On the other hand, I wouldn't have been rude either.
swd
Playing devil's advocate, and of course she
1. Should not have been rude to you under any circumstances and
2. Should have put on her big girl panties and told you what had them in a wad when you asked.....
But besides that, this part of your OP stayed with me. Maybe FD exaggerated what a wonderful time you had, and said something that upset her FM. Like if FD had a great time and wanted to stay in touch, maybe she blew that into "she'd rather live with you than FM" and maybe even "and you said you wish she could live with you...." Frankly, I'd be upset if I felt like someone was trying to poach my FK.

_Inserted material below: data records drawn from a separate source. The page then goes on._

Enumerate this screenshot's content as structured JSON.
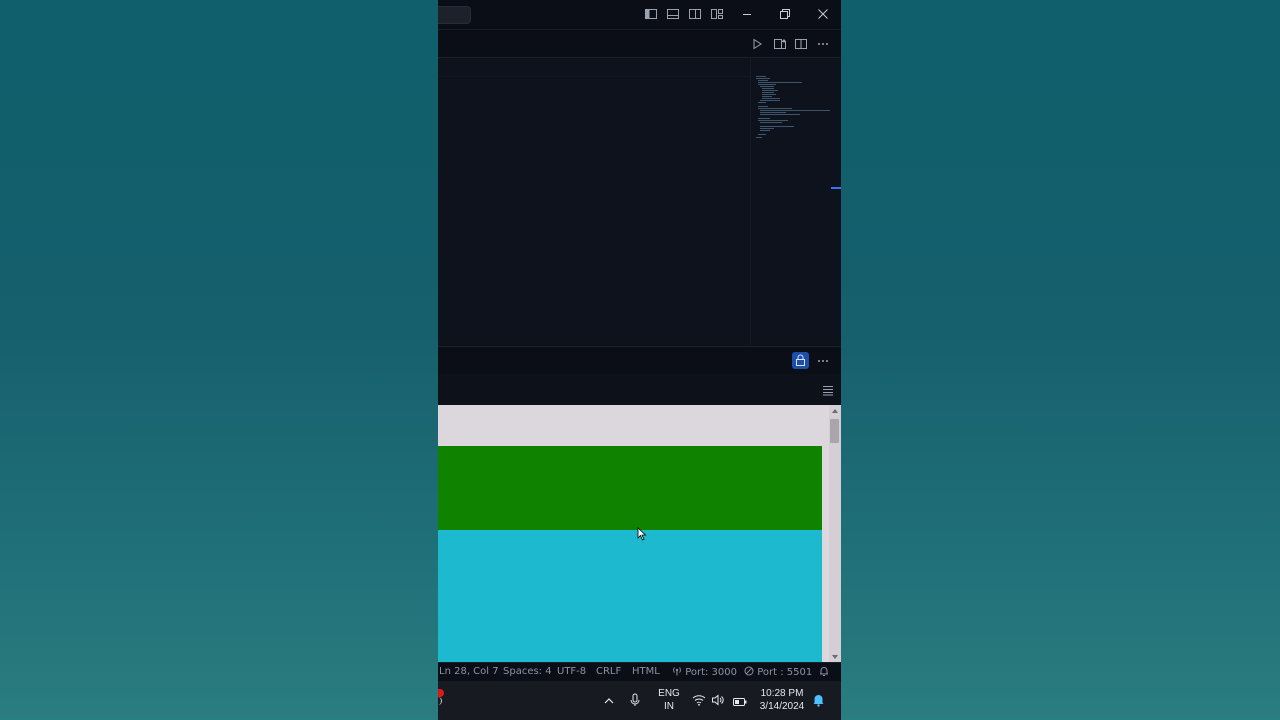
{
  "colors": {
    "desktop": "#0f5f6c",
    "editor_bg": "#0e121c",
    "preview_bg": "#dcd7dc",
    "green_box": "#0f8200",
    "cyan_box": "#1db9cf",
    "accent": "#1e4fa8"
  },
  "titlebar": {
    "icons": [
      "toggle-primary-sidebar-icon",
      "toggle-panel-icon",
      "toggle-secondary-sidebar-icon",
      "customize-layout-icon"
    ],
    "window_controls": [
      "minimize-icon",
      "restore-icon",
      "close-icon"
    ]
  },
  "editor_toolbar": {
    "icons": [
      "run-icon",
      "open-changes-icon",
      "split-editor-icon",
      "more-actions-icon"
    ]
  },
  "panel": {
    "actions": [
      "lock-icon",
      "more-actions-icon"
    ],
    "toolbar_icons": [
      "list-icon"
    ]
  },
  "statusbar": {
    "position": "Ln 28, Col 7",
    "indent": "Spaces: 4",
    "encoding": "UTF-8",
    "eol": "CRLF",
    "language": "HTML",
    "port_forward": "Port: 3000",
    "live_server": "Port : 5501"
  },
  "taskbar": {
    "lang_line1": "ENG",
    "lang_line2": "IN",
    "time": "10:28 PM",
    "date": "3/14/2024",
    "tray_icons": [
      "chevron-up-icon",
      "microphone-icon",
      "wifi-icon",
      "volume-icon",
      "battery-icon",
      "notification-bell-icon"
    ]
  }
}
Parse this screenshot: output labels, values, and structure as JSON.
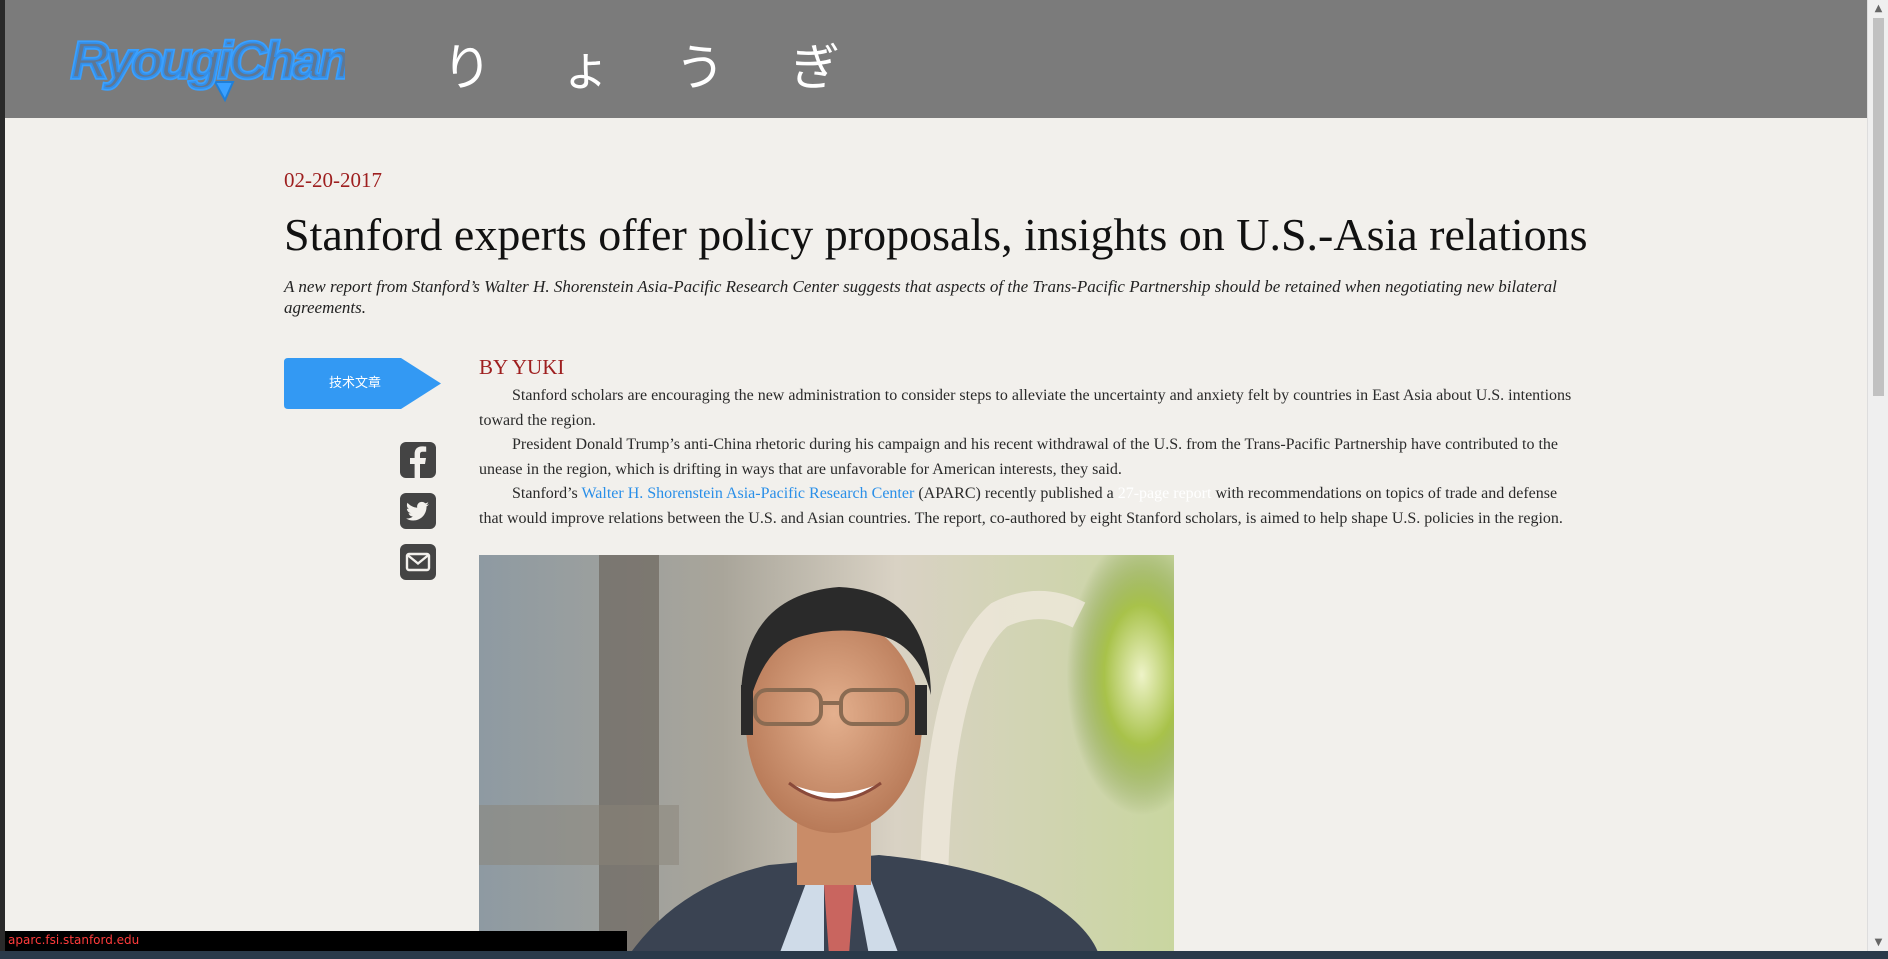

IDK. I don't know this kid, or you, or the FM. But I have had kids who blew things so far out of proportion that while it was easy for me to see the progression, the end story was a whole different situation than we really started with. Bottom line is, we never know what's going on in someone's mind, and unless they're willing to tell us, it's not worth the time to figure it out. I'm glad you got over it, but it IS very strange...
i'm a foster kid who just got moved into a new foster home not long ago like 2 weeks and the foster mom and her daughter have been really rude and mean to me. I'm 17 years old and my CYS caseworker hasn't answer me at all nor the people in the program i'm in. I have PTSD, brain damage, depression, bi-polar, and memory lost. My real father beat me and said things like what have you done to make me proud or happy. This foster mom acting like him and it trigger a flashback of him yelling at me and beating me. I don't feel safe in the house i am in and i'm back in the same boat i was last month with my mental health. I told my CYS caseworker after my court day in december that i want to go to a shelter but she didn't listen to me and sent me a family. this is my 4th family and i'm scared. someone please help me and tell me what to do or get the help i need.